Consistent theory based on L and not(A->A) is a theorem

Question

I am working on this problem in which I have a theory $T$ based on language $\mathcal{L}$ and the only information we have is that T is consistent and $\vdash \lnot(A \rightarrow A)$. Given this information, how can I know if this theory is sound, complete and/or decidable?

My only guess is that I can say that $T$ is sound because since $T$ is consistent and we can derive $\lnot(A \rightarrow A)$ from axioms and inference rules, $\lnot(A \rightarrow A)$ is a theorem and because of that we can assume that $T$ is sound (because the premises and conclusions are true).

Am I correct? What else can I say about this theory?

Thank you!

Answer 1

I'll assume that we're working in the context of classical propositional logic.
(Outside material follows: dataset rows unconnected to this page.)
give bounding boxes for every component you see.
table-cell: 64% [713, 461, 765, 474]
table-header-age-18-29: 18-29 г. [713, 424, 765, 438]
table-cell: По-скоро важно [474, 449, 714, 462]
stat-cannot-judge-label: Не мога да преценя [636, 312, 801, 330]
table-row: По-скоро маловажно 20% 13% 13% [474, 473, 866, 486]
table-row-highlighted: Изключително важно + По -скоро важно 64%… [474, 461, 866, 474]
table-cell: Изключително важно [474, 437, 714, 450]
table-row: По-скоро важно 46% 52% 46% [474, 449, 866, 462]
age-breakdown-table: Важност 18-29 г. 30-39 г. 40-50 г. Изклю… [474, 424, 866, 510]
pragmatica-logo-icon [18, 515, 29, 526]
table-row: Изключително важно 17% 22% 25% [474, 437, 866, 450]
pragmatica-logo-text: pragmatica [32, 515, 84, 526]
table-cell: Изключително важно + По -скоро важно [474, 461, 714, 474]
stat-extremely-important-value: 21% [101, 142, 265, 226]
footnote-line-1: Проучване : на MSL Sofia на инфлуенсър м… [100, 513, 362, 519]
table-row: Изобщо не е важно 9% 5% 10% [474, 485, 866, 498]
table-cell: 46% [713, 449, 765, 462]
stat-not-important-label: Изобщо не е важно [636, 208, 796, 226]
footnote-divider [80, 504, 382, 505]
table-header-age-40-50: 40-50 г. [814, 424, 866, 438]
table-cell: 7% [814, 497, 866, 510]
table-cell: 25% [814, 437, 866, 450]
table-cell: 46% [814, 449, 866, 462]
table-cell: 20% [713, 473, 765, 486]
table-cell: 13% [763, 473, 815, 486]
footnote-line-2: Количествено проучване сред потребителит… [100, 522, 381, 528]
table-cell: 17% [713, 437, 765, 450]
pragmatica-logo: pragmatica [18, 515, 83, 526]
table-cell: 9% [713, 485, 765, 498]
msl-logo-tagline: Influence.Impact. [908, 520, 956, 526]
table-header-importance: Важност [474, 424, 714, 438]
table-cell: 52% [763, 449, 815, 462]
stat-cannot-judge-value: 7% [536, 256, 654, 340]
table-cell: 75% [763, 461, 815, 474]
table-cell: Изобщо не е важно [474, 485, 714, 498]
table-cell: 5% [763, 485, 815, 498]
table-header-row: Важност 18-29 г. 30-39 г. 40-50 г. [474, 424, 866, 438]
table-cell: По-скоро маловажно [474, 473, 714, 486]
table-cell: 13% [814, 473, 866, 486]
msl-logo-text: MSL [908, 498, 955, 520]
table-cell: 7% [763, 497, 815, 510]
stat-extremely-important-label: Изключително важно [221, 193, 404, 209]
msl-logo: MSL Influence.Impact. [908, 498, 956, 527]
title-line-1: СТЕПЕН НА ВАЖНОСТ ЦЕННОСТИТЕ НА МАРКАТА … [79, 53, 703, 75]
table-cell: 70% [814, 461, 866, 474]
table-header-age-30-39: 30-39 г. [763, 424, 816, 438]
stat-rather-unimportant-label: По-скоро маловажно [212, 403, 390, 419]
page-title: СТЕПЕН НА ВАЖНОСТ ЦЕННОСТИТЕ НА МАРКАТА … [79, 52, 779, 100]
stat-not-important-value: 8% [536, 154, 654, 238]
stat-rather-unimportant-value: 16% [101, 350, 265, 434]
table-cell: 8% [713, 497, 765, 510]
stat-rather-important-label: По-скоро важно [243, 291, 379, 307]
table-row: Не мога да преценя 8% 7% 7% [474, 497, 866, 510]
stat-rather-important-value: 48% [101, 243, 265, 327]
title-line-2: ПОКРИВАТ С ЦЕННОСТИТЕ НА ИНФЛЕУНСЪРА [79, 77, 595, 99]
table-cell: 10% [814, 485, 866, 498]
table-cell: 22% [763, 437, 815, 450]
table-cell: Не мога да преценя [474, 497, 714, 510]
The first thing to point out is that $\lnot(A \rightarrow A)$ leads to a contradiction: ($A \land \lnot A$). Since propositional logic itself is consistent, it is impossible to derive a contradiction, so $\vdash \lnot(A \rightarrow A)$ is impossible.

So perhaps your intention was $T \vdash \lnot(A \rightarrow A)$. This can only happen if $T$ is itself inconsistent.

Given that $T$ is inconsistent, $T$ is vacuously complete (since an inconsistent theory can prove any formula) and decidable (for the same reason). As for soundness, it's a property of the logical system, not any particular theory like $T$. Propositional logic is sound.